Forest, my one year old, was with me so I got to experience the excitement of trying to run while pushing a stroller though a cow pasture, very aerobic indeed. So we get out there and learn that there's not a lot that one and a half people could do in that situation. The hoop house is something like 10 feet wide, 12 feet long and seven feet high and it's flopping and cracking in the wind. The plastic’s all messed up and one of the pipes is busted.
Luckily my dad randomly showed up at this point and between gusts of wind be were able to take it down accordion style and stow it in my hay mow. There were a few tense moments were I seriously thought I was going to go for something similar to a hot air balloon ride.

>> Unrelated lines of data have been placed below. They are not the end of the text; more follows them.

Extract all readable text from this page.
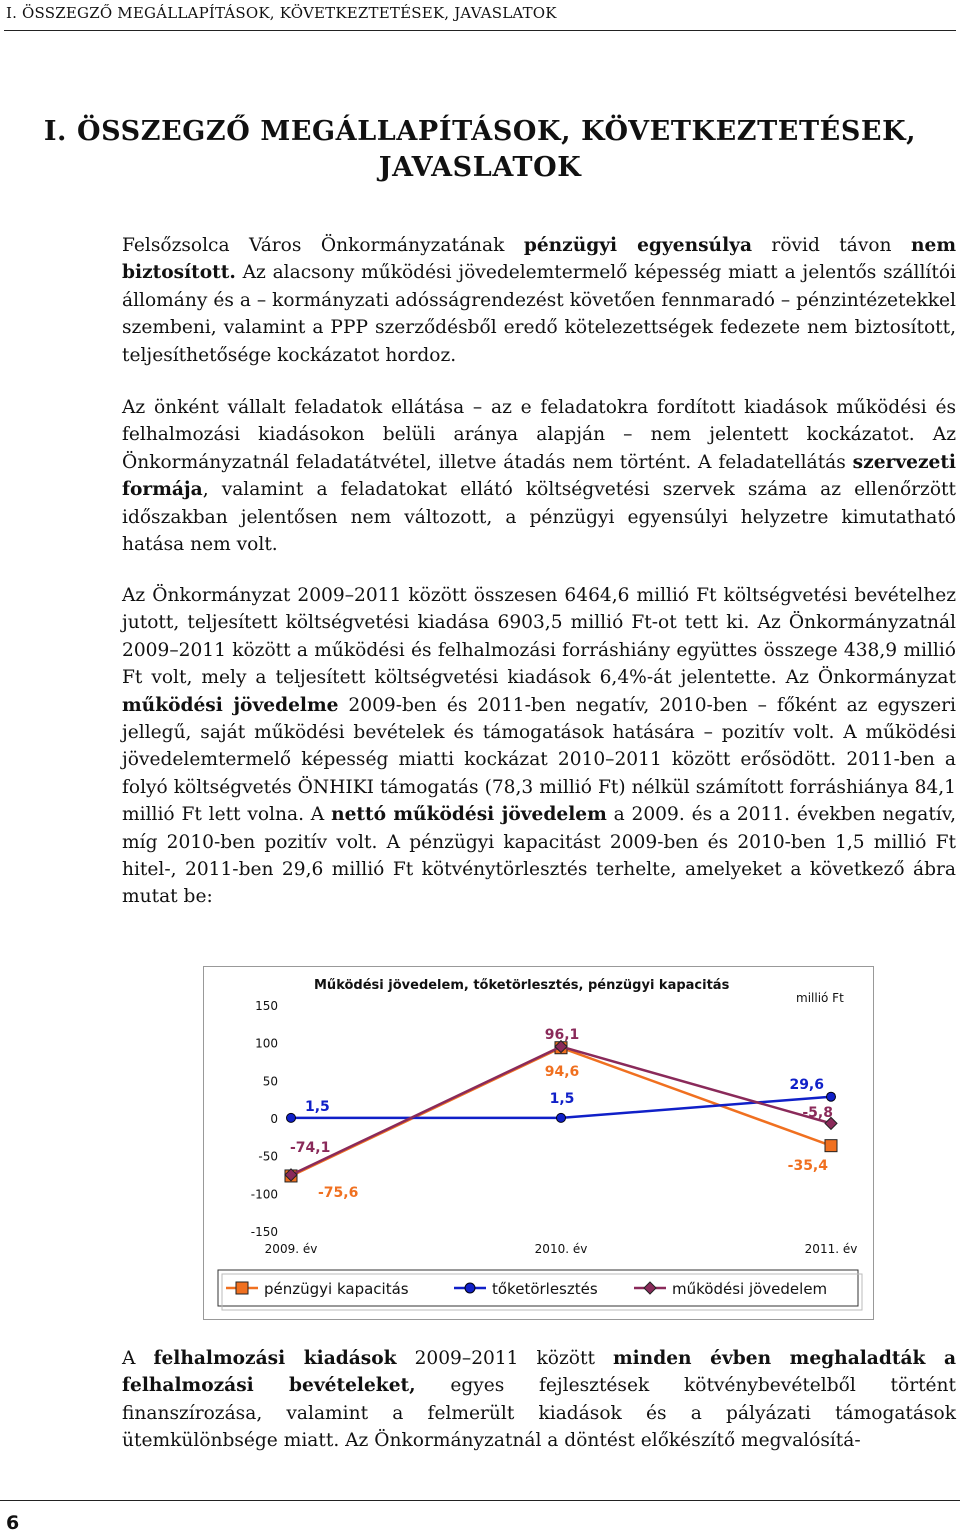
I. ÖSSZEGZŐ MEGÁLLAPÍTÁSOK, KÖVETKEZTETÉSEK, JAVASLATOK
I. ÖSSZEGZŐ MEGÁLLAPÍTÁSOK, KÖVETKEZTETÉSEK,
JAVASLATOK

Felsőzsolca Város Önkormányzatának pénzügyi egyensúlya rövid távon nem biztosított. Az alacsony működési jövedelemtermelő képesség miatt a jelentős szállítói állomány és a – kormányzati adósságrendezést követően fennmaradó – pénzintézetekkel szembeni, valamint a PPP szerződésből eredő kötelezettségek fedezete nem biztosított, teljesíthetősége kockázatot hordoz.

Az önként vállalt feladatok ellátása – az e feladatokra fordított kiadások működési és felhalmozási kiadásokon belüli aránya alapján – nem jelentett kockázatot. Az Önkormányzatnál feladatátvétel, illetve átadás nem történt. A feladatellátás szervezeti formája, valamint a feladatokat ellátó költségvetési szervek száma az ellenőrzött időszakban jelentősen nem változott, a pénzügyi egyensúlyi helyzetre kimutatható hatása nem volt.

Az Önkormányzat 2009–2011 között összesen 6464,6 millió Ft költségvetési bevételhez jutott, teljesített költségvetési kiadása 6903,5 millió Ft-ot tett ki. Az Önkormányzatnál 2009–2011 között a működési és felhalmozási forráshiány együttes összege 438,9 millió Ft volt, mely a teljesített költségvetési kiadások 6,4%-át jelentette. Az Önkormányzat működési jövedelme 2009-ben és 2011-ben negatív, 2010-ben – főként az egyszeri jellegű, saját működési bevételek és támogatások hatására – pozitív volt. A működési jövedelemtermelő képesség miatti kockázat 2010–2011 között erősödött. 2011-ben a folyó költségvetés ÖNHIKI támogatás (78,3 millió Ft) nélkül számított forráshiánya 84,1 millió Ft lett volna. A nettó működési jövedelem a 2009. és a 2011. években negatív, míg 2010-ben pozitív volt. A pénzügyi kapacitást 2009-ben és 2010-ben 1,5 millió Ft hitel-, 2011-ben 29,6 millió Ft kötvénytörlesztés terhelte, amelyeket a következő ábra mutat be:

Működési jövedelem, tőketörlesztés, pénzügyi kapacitás
millió Ft
150
100
50
0
-50
-100
-150
2009. év	2010. év	2011. év
-75,6
94,6
-35,4
1,5	1,5
29,6
-74,1
96,1
-5,8
pénzügyi kapacitás	tőketörlesztés	működési jövedelem

A felhalmozási kiadások 2009–2011 között minden évben meghaladták a felhalmozási bevételeket, egyes fejlesztések kötvénybevételből történt finanszírozása, valamint a felmerült kiadások és a pályázati támogatások ütemkülönbsége miatt. Az Önkormányzatnál a döntést előkészítő megvalósítá-

6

So now that we know that the garden is not the best place wind-wise for the hoop house (this is our first year using a hoop house), we have made plans to set it up in our yard where it’ll be sheltered from the wind. It’s good that this happened before I planted the watermelon.
Anyway, back to Bernice the sheep. So after my dad and Forest and I get the hoop house to safety, we hear this big ruckus out in the chicken yard. It turns out that the door I forgot to lock somehow opened (probably in the wind) and Bernice decided to investigate the chicken coop. In our chicken coop there’s this little chicken door designed so that the chickens can walk in and out freely. Well, Bernice managed to worm her way through that and of course her two lambs followed her.
All three of them are in the chicken yard and Bernice must’ve felt that the chickens were threatening her lambs because she started defending. When we found her she actually had a chicken pinned against the ground and was pummeling it with her head.
I shooed her back into the barn as fast as I could but the damage had already been done. There were two injured hens. I tried to nurse them back to health but one died within a day and the other lived for just three days. They most likely both died of internal injuries.
Amazing how fast you can be out two chickens and a hoop house set-up isn’t it? I’m sure it’ll take me longer than 20 minutes (the total time it took for these mishaps to happen) to set up the hoop house in the new spot and locate some replacement hens. Well, could be worse, Bernice could’ve battled with more chickens and the hoop house could’ve blown into the next county.